By Prensa Latina
Moscow : The Museum of the Great Patriotic War is paying tribute to three Cubans who joined the Red Army, as part of the commemorations of the 65th anniversary of the end of the blockade of Leningrad, which falls on Friday.
The exhibition shows three letters, photos and other documents about the brothers Aldo and Jorge Vivo, the only Latin Americans who participated in the 900-day Nazi siege of Leningrad.
Sponsored by the Russia-Cuba Friendship Association, the exhibition also includes information about Enrique Vilar, who commanded a battalion of riflemen and was killed in action at the age of 19 in Fiurstenam, on January 30, 1945, during the liberation of Poland.

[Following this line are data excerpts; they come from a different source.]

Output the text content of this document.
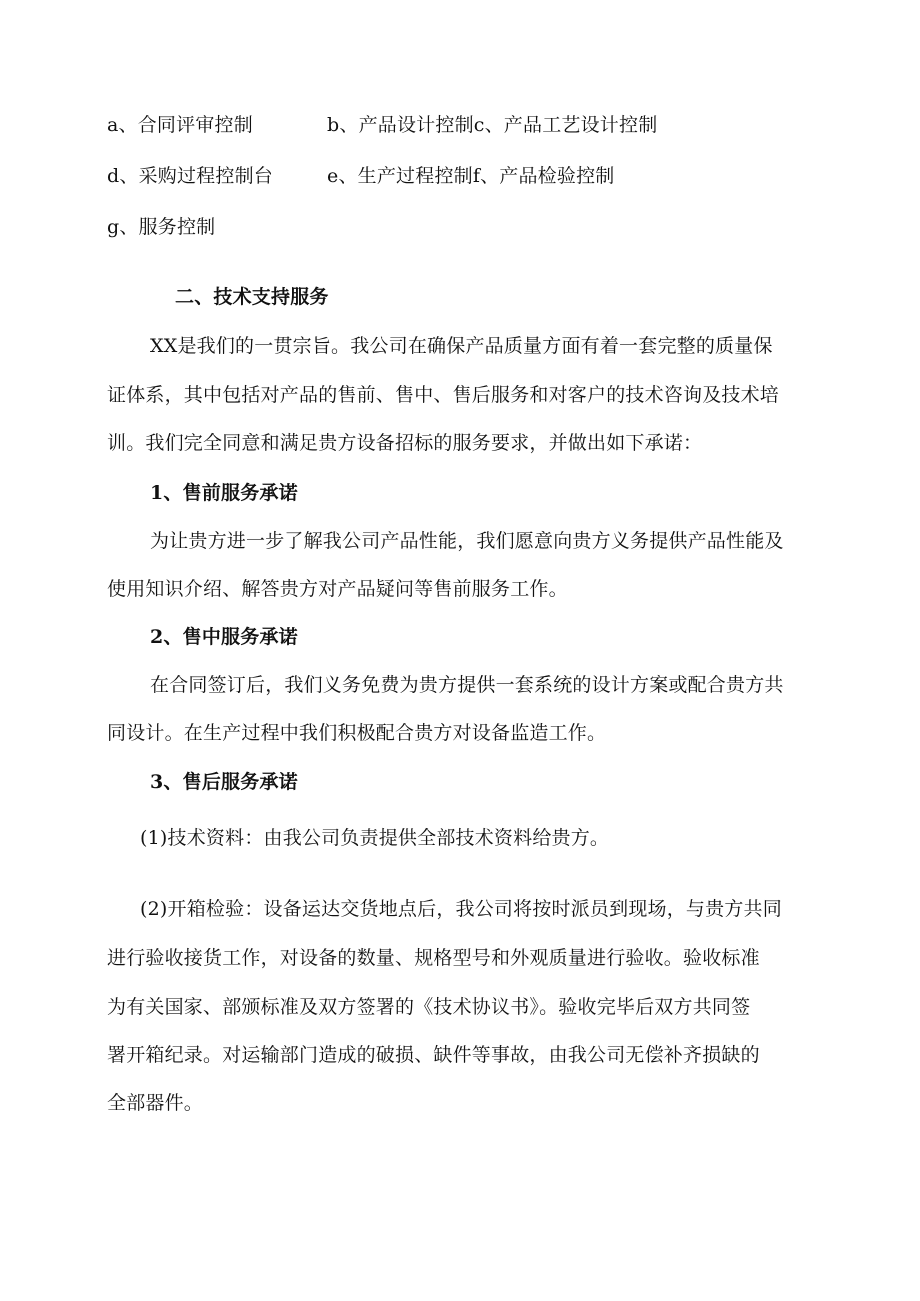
a、合同评审控制	b、产品设计控制c、产品工艺设计控制
d、采购过程控制台	e、生产过程控制f、产品检验控制
g、服务控制
二、技术支持服务
XX是我们的一贯宗旨。我公司在确保产品质量方面有着一套完整的质量保
证体系，其中包括对产品的售前、售中、售后服务和对客户的技术咨询及技术培
训。我们完全同意和满足贵方设备招标的服务要求，并做出如下承诺：
1、售前服务承诺
为让贵方进一步了解我公司产品性能，我们愿意向贵方义务提供产品性能及
使用知识介绍、解答贵方对产品疑问等售前服务工作。
2、售中服务承诺
在合同签订后，我们义务免费为贵方提供一套系统的设计方案或配合贵方共
同设计。在生产过程中我们积极配合贵方对设备监造工作。
3、售后服务承诺
(1)技术资料：由我公司负责提供全部技术资料给贵方。
(2)开箱检验：设备运达交货地点后，我公司将按时派员到现场，与贵方共同
进行验收接货工作，对设备的数量、规格型号和外观质量进行验收。验收标准
为有关国家、部颁标准及双方签署的《技术协议书》。验收完毕后双方共同签
署开箱纪录。对运输部门造成的破损、缺件等事故，由我公司无偿补齐损缺的
全部器件。
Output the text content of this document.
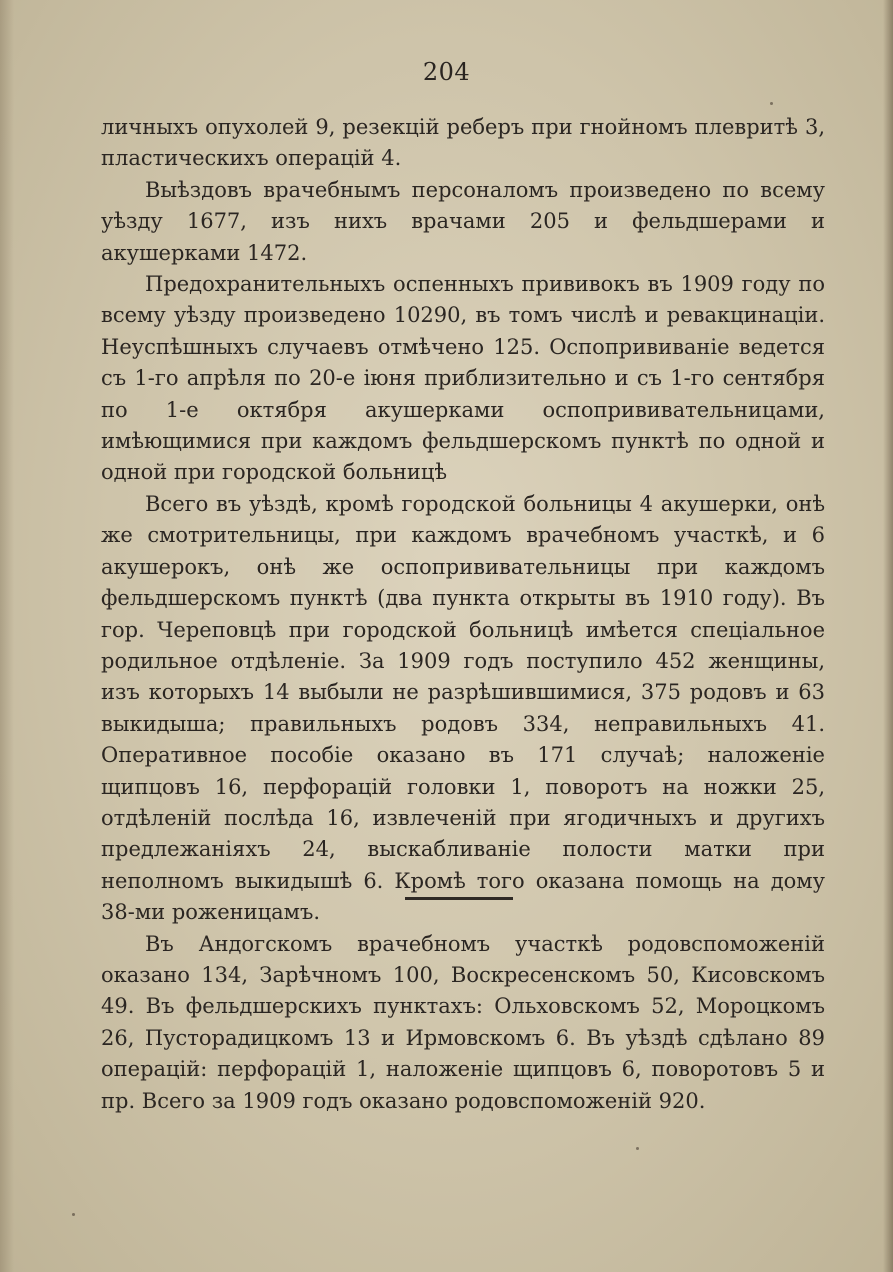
204

личныхъ опухолей 9, резекцій реберъ при гнойномъ плевритѣ 3, пластическихъ операцій 4.

Выѣздовъ врачебнымъ персоналомъ произведено по всему уѣзду 1677, изъ нихъ врачами 205 и фельдшерами и акушерками 1472.

Предохранительныхъ оспенныхъ прививокъ въ 1909 году по всему уѣзду произведено 10290, въ томъ числѣ и ревакцинаціи. Неуспѣшныхъ случаевъ отмѣчено 125. Оспопрививаніе ведется съ 1-го апрѣля по 20-е іюня приблизительно и съ 1-го сентября по 1-е октября акушерками оспопрививательницами, имѣющимися при каждомъ фельдшерскомъ пунктѣ по одной и одной при городской больницѣ

Всего въ уѣздѣ, кромѣ городской больницы 4 акушерки, онѣ же смотрительницы, при каждомъ врачебномъ участкѣ, и 6 акушерокъ, онѣ же оспопрививательницы при каждомъ фельдшерскомъ пунктѣ (два пункта открыты въ 1910 году). Въ гор. Череповцѣ при городской больницѣ имѣется спеціальное родильное отдѣленіе. За 1909 годъ поступило 452 женщины, изъ которыхъ 14 выбыли не разрѣшившимися, 375 родовъ и 63 выкидыша; правильныхъ родовъ 334, неправильныхъ 41. Оперативное пособіе оказано въ 171 случаѣ; наложеніе щипцовъ 16, перфорацій головки 1, поворотъ на ножки 25, отдѣленій послѣда 16, извлеченій при ягодичныхъ и другихъ предлежаніяхъ 24, выскабливаніе полости матки при неполномъ выкидышѣ 6. Кромѣ того оказана помощь на дому 38-ми роженицамъ.

Въ Андогскомъ врачебномъ участкѣ родовспоможеній оказано 134, Зарѣчномъ 100, Воскресенскомъ 50, Кисовскомъ 49. Въ фельдшерскихъ пунктахъ: Ольховскомъ 52, Мороцкомъ 26, Пусторадицкомъ 13 и Ирмовскомъ 6. Въ уѣздѣ сдѣлано 89 операцій: перфорацій 1, наложеніе щипцовъ 6, поворотовъ 5 и пр. Всего за 1909 годъ оказано родовспоможеній 920.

Cuban Ambassador to Russia Jorge Marti, officials from the Russian Foreign Ministry and Latin American ambassadors laid a wreath at the museum, as a tribute to all soldiers killed in the Great Patriotic War.
Aldo Vivo was killed in December 1941, when his unit was trying to cross the Neva River. His boat was spotted and machine-gunned. All soldiers on board were killed.
His brother Jorge joined a guerrilla brigade made up of Spanish youths and adolescents mostly in July 1941.
In December 1941, the clandestine commando tried to penetrate Hitler’s flanks to break the siege on the Pulkovo heights, but they were discovered and only eight of 50 fighters survived, including Jorge Vivo, who was seriously wounded in his legs and hands.
He was admitted in the Leningrad hospital until he was transferred to the Caucasus in April 1942 and to Central Asia later.